Bok believes this conservative allocation is largely influenced by corporate sponsors’ “cash-reserving mentality”, which finds its roots in legacy severance schemes and recent fierce competition among service providers offering attractive or inflated interest rates to attract new clients.

“As a result, there is also an inappropriate focus on capital preservation rather than on income or return generation, which would be more suitable given allocations should be focused on the ability to pay pensions in the longer term,” she says.

 

Regulation and return-seeking assets
Further encouraging conservative investment approaches are government restrictions on defined contribution and individual retirement account (IRA) schemes limiting investments to return seeking assets such as equities.

This conservative approach is at odds with larger public pension funds, such as the National Pension Scheme of Korea, which is in the midst of a four-year program to double its holdings of international equities.

The country’s sovereign wealth fund, the Korean Investment Corporation, under former chief investment officer Scott Kalb, started a five-year plan to double its allocations to private markets, in particular looking at distressed-debt opportunities and real estate.

Corporate pension funds have, however, taken a safety-first approach, preferring principal-guaranteed products.

These GIC providers in the last year have offered interest rates on principal guaranteed products in a range of between 4.21 and 5.1 per cent, Bok says.

Bok points to wage inflation in 2011 as being around 5.5 per cent, based on Towers Watson’s annual compensation surveys, re-enforcing the need to seek better performance than the cash rate.

She expects a rationalisation in fixed-rate products and a gradual lowering of interest rates offered to drive a gradual push to more return-seeking assets.

The pool of $45 billion in Korean corporate pension plans includes both defined-benefit and defined-contribution plans.

 

Guarantees over growth
With funding levels for corporate defined-benefit plans typically around 70 to 80 per cent, funds adopting conservative investment approaches are unlikely to improve these, Bok notes.
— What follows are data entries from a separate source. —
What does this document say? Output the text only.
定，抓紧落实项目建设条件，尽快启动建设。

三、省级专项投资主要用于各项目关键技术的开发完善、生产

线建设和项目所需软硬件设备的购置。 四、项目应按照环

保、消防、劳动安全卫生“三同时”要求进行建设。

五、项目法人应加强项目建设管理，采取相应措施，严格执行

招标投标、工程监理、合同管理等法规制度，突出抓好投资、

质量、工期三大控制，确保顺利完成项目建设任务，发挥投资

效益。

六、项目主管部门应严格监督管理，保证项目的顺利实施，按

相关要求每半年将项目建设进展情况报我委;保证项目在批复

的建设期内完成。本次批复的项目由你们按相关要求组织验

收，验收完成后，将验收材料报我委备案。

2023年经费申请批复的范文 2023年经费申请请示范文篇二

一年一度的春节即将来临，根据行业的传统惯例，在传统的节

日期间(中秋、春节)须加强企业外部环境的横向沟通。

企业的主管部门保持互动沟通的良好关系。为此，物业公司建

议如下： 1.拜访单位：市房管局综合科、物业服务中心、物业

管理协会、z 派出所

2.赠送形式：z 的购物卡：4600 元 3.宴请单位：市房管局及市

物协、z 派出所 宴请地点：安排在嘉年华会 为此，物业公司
Korea adopted a funded pension-plan system similar to those of developing countries in 2005. Bok says the relative infancy of the system also contributes to conservative investment approaches.

“Sponsors and members need time to increase their investment literacy before we can expect to see fundamental changes in their investment behaviour,” according to the report.

Plan sponsors have been focused on whether to adopt a plan and choosing a service provider, with little thought going into the ongoing investment strategy.

“From a chief financial officer’s perspective, if the pension plan costs are less than 1 per cent of your book, you don’t worry too much about how you are going to invest the assets. It is simple to write an insurance contract for a GIC because you then have no worries because someone else is guaranteeing your return,” Bok says.

“So, I can understand why at this early stage of the market we have this kind of behaviour, it is always easier to stick to the current practice than do something different.”

The report reveals that total pension assets grew by 71 per cent in 2011.

Bok says that as this recent exponential growth continues and pension plans loom larger on the balance sheets of companies, it could trigger changes in investment approaches as plan sponsors pay more attention to fees and performance.